Right now I'm more worried about his brothers; frankly, they looked terrible--though this didn't prevent one of them for delivering a stirring eulogy. It was a good service all around--particularly the homily, which can make or break something like this. I was gratified by the amount of humour people were able to mix in. My grandfather's dour and austere services had me expecting the worst, but then my grandfather was something of a dour and austere man, and I think people were afraid to behave any differently. Moreover his wife's people are solid Irish, not German Lutherans with an Irish-Catholic veneer like ours.

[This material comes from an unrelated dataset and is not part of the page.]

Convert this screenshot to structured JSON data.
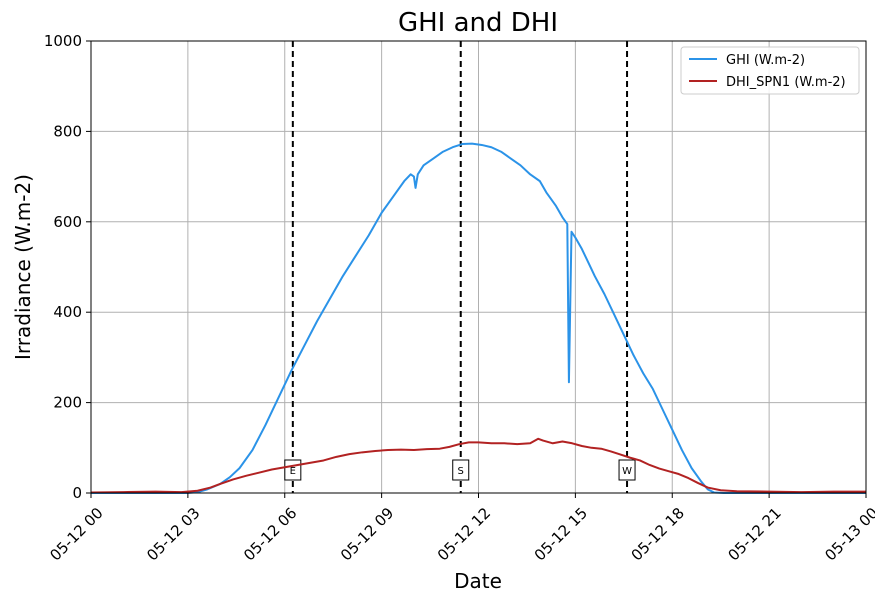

Fortunately, Butch fell farther from the tree when it came to some things. Unlike his brothers (both blood and in-law), some of whom I'm only warming to now after years of semi-avoidance, he was always a fun uncle. I think [livejournal.com profile] bunj nailed it when he said that Butch lived his life on his own terms. He didn't do things simply because they were expected of him or what everyone else had done. For instance, he married so late that his nieces and nephews had children of their own before he did.

My heart goes out to those boys. They'll have a lot of aid and support growing up, but all the aunts, uncles, great-aunts and great-uncles, cousins, family friends, and what-have-you still don't add up to one dad.

[I've toyed with the idea of disabling comments not because I'd rather not talk about any of this but because I don't want any of you to feel obligated to reply with your condolences. I don't want to dissuade anyone from posting what they'd like to say either, but perhaps those sentiments would be better communicated via e-mail.]